In his May 23 letter to the editor, “Asheville Needs True Representation,” Ashton Walton stated that “what’s needed is true representation on City Council of all the citizens of all of Asheville.” What Mr. Walton laments is the lack of balanced representation from all major areas of the city in local government. In doing so, Mr. Walton seems to be advocating district elections for City Council.
District elections would help to ensure greater geographic balance on City Council and would give currently underrepresented areas some chance of inclusion in decisions that might affect those areas.
But is a district the correct level of political aggregation for seeking representation? And is a district really a homogeneous political entity? I think a good case, perhaps a sufficient case, can be made in the affirmative. But would district elections in Asheville bring to local governance what Mr. Walton is really seeking—which, I believe, is greater control over the destiny of smaller, distinct areas?
I, too, think that the smaller, distinct areas of town should have more influence on matters of governance and should be empowered to grow, develop and change in ways that best suit the people who actually live in them.
This is why I have advocated in the past the concept of the neighborhood zoning authority. This is where established neighborhoods would have the authority to develop, implement and enforce their own regulatory standards within reasonable boundaries set by the city in a federalist model. This decentralization of government enhances democracy at its proper level and puts more control in the hands of those who must live under it.
Certainly the city does not currently have the statutory authority to delegate regulatory powers. This is a problem stemming from the general absence of home rule in North Carolina. The absence of home rule presents Asheville with a great number of problems, from water negotiations to land-use planning and much more.
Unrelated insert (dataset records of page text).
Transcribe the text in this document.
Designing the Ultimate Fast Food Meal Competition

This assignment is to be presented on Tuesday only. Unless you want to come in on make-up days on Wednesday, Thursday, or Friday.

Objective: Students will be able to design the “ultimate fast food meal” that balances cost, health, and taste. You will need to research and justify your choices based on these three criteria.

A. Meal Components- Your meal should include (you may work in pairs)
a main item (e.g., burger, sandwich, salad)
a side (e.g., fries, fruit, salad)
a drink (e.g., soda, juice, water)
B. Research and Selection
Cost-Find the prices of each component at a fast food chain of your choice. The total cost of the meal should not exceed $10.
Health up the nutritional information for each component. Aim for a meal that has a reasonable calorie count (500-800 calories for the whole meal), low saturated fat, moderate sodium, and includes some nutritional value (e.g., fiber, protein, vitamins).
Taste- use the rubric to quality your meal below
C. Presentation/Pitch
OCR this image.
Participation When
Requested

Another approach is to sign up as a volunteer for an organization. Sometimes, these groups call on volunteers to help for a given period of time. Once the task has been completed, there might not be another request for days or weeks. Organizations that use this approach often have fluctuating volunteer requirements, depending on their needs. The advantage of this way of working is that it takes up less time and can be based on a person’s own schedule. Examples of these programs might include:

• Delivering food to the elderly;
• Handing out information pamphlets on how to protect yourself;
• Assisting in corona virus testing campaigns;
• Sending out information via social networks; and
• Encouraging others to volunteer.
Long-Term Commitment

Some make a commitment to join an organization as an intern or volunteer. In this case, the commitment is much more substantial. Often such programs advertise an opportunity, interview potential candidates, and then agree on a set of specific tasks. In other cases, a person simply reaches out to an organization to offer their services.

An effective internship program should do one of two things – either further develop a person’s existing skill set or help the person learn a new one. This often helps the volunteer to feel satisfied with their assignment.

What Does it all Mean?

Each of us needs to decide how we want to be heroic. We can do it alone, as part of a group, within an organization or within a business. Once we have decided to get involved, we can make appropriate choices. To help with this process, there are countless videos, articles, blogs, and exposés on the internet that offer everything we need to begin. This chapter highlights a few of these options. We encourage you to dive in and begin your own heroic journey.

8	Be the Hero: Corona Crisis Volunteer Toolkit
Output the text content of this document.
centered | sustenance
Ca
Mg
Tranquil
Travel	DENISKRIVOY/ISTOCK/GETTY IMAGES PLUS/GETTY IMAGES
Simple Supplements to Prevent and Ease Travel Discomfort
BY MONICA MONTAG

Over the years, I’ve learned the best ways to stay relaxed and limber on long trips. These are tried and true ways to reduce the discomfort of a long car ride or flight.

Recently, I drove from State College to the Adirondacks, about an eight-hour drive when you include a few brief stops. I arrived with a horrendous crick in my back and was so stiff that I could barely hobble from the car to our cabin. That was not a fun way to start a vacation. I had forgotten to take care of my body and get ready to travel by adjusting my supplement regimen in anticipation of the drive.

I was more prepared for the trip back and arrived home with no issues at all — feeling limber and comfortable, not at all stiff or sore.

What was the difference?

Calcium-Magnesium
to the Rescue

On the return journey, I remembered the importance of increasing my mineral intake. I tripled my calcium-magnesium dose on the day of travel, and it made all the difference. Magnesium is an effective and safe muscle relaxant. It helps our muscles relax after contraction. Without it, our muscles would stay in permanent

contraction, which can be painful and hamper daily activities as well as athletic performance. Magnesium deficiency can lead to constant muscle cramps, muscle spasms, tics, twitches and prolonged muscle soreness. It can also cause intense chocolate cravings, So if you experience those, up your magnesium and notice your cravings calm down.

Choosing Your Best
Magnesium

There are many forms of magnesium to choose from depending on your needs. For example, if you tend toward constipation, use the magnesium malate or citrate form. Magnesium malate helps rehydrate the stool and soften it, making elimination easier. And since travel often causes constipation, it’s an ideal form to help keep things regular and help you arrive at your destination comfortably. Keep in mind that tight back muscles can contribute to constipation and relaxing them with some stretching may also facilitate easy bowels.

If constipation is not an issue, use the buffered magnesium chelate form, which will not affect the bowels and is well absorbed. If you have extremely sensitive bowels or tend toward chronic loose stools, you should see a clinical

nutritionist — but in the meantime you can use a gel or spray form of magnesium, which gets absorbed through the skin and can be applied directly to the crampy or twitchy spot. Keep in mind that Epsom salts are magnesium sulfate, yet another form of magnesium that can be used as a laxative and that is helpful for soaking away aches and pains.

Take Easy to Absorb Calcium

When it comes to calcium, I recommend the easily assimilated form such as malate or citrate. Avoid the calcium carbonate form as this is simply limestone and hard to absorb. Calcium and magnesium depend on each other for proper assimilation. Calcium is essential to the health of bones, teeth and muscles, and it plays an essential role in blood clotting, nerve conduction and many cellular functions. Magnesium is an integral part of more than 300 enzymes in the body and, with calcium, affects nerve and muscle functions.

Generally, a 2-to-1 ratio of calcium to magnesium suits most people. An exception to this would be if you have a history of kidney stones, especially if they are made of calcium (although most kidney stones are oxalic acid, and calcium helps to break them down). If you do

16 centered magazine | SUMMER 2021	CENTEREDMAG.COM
However, Mayor Bellamy, in her state-of-the-city address, called for greater neighborhood organization and a stronger sense of community within those neighborhoods. This is a good sign, and I applaud the mayor’s wisdom and foresight.
And the city has plans now to implement small-area zoning as part of its Unified Development Ordinance (UDO) and I think this addition could be a good starting point for recognizing that neighborhoods are unique geopolitical entities that deserve special consideration in the structure and function of local governance.
I believe that the lack of home rule, district representation and neighborhood autonomy, as well as the cynical drive toward partisanship in municipal elections, reflects a serious disconnect between elected officials and the people who have temporarily loaned them their power.
I agree with Mr. Walton that we truly need a “government of the (whole) people.”